Today is Day 10 of Lent. I read lots of FB updates about abstaining from chocolate, or coffee, or (fill-in-the-blank:___________). All of which, insofar as I can tell, are mostly done faithfully, and largely informed by a desire to do without “that” which keeps them from knowing and following Jesus in a robust and free manner.
OK: I am being generous in the above description.
But, the cynical and realist side of me also knows that the reported motives aren’t always the complete story. Nevertheless, I also admit that the Lord is merciful to us in our always-partial expressions of faith. I’m not saying that to let myself off the hook! Rather, it’d be an unfortunate and lop-sided observation on my part if I failed to include the generosity of God toward our often-impoverished faithfulness. Back to Lent and a couple of related matters.

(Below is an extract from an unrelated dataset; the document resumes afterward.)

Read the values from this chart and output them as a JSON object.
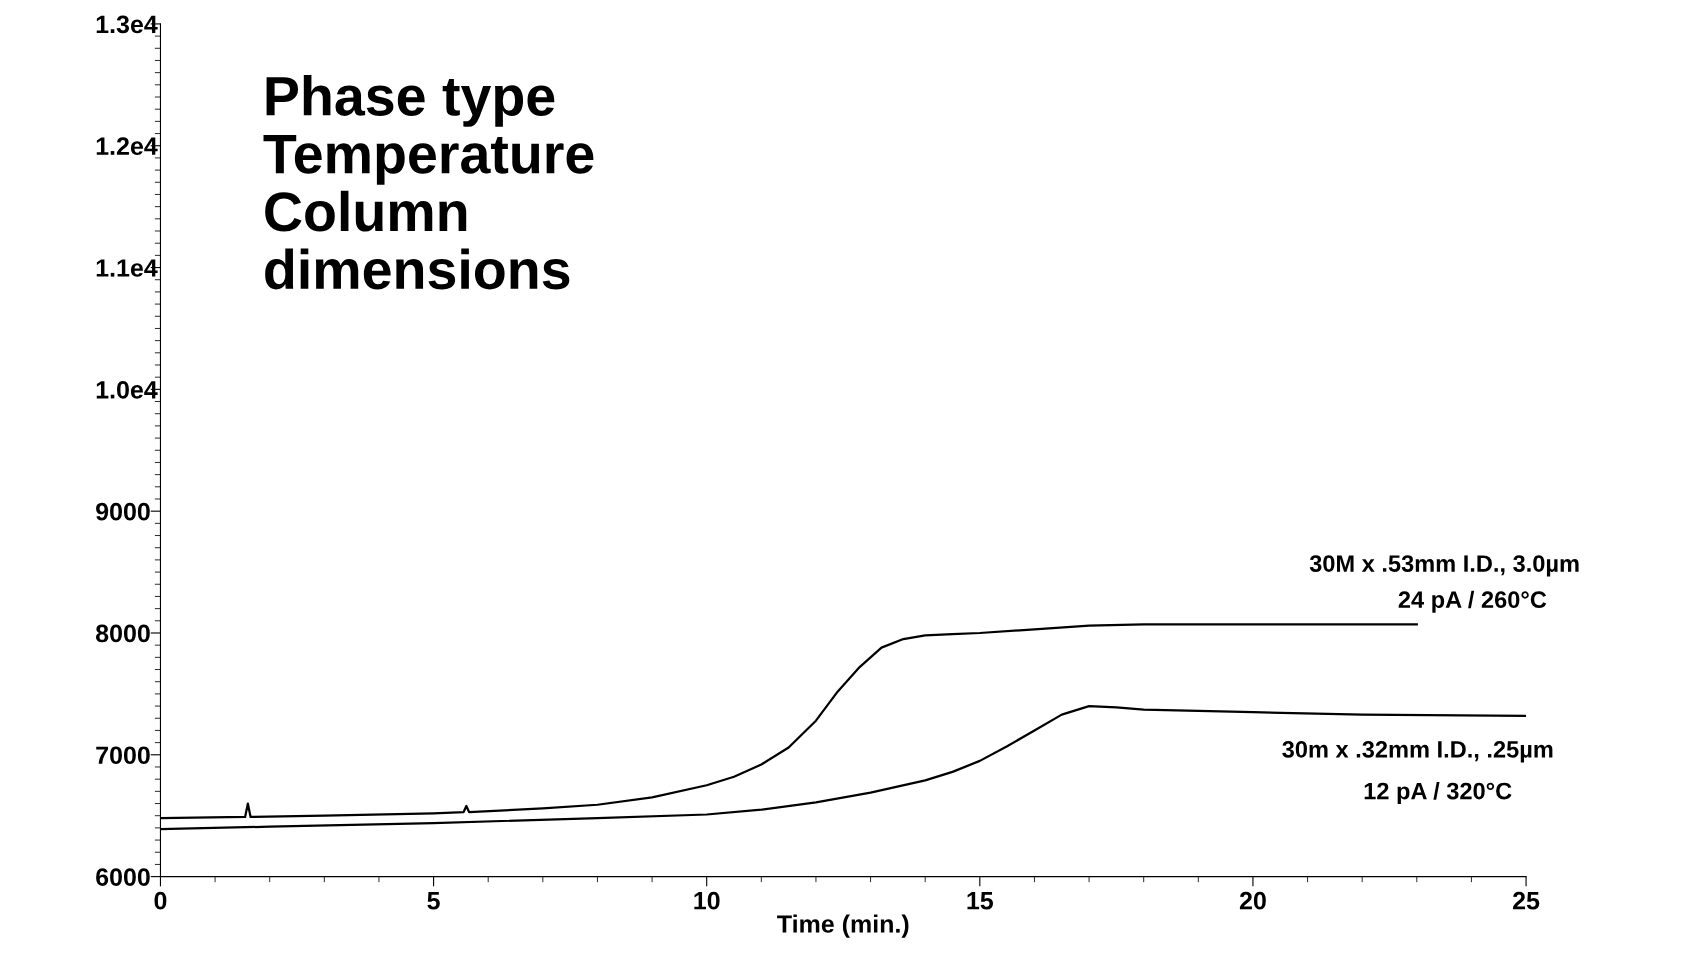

A few years back, I read this winsome article by Catholic priest that reformed my Reformed understanding of Lent. I had imbibed a perspective that repentance from sin was an ongoing, durative experience of the community of disciples (think the 2nd Gospel here), and that a seasonal expression of repentance merely underscored how insignificant we think repentance is once we come to faith in Jesus. The article countered that by proposing it is precisely because we have Lent as seasonal expression within the context of repentance that we heighten and reaffirm the radical call of Jesus, e.g., “Repent and believe the Good News.” (Mk. 1:15) If I recall the gist of the article, it landed finally upon the notion of intensification: a more intentional turning to Jesus in all of life. Maybe it’s my present social location and experience, but that rendering then makes even more sense to me now.
The other matter regarded what “metanoia” meant then, and for now. I’ll abbreviate for this post, but I had always felt troubled by a definition of repentance that was rendered as (and bounded by) “turning away from sin.” The trouble was that most of the NT was pushing beyond that, as was the OT. (I’ll save that rant on bible translators for another time.) Then, I stumbled upon Newbigin, and he gave words to what I sensed was at play in the Bible when it came to “metanoia”. (Once I figure out how to use Greek fonts, I will amend the word.) For Newbigin- and since then many others- “metanoia” was about a full-on, new way and new content regarding thinking about God. And, of course, any attentive reading of the Gospels yields a God present in Jesus that simply wrecks any intuition we might have regarding God.
So, not just turning from sin- always a good thing in my estimation- but also a fresh understanding of God. That impresses me as far more coherent when paralleled with “believe the Good News.” We practice leaving behind old frameworks, convictions, patterns of behavior for a unique, gracious, and creative God who, by his Spirit, leads us to himself through Christ.
You might have asked yourself earlier, “So, how is Mike observing Lent?” Glad you asked: and that you read this far!
I attended this conference at Wheaton, and during one of the Q&A’s, this plenary speaker explained that he once read Mark repeatedly for Lent: in the Greek. To my way of understanding “metanoia,” this made perfect sense.
I wondered right up to the morning of Lent what I should do that would intensify and heighten my experience of the Lord though “metanoia.” And that’s when the thought (thank you, Lord!) came to me: read Romans in the Greek. Now, it is also true that I’ve had some nagging matters related to soteriology over the last few years. And reading Romans will assist me in ways that I cannot anticipate but will likely attenuate the nagging.
Of course, my Greek has received “a vitamin” from this experience; I’m reading a chapter a day, and will post (or is it back-post?) on some relatively small discoveries along the way. And, supremely, reading Romans is already granting me a fresh understanding of God: that is my experience of “metanoia” in this season of Lent. More on that fresh understanding to come in later posts.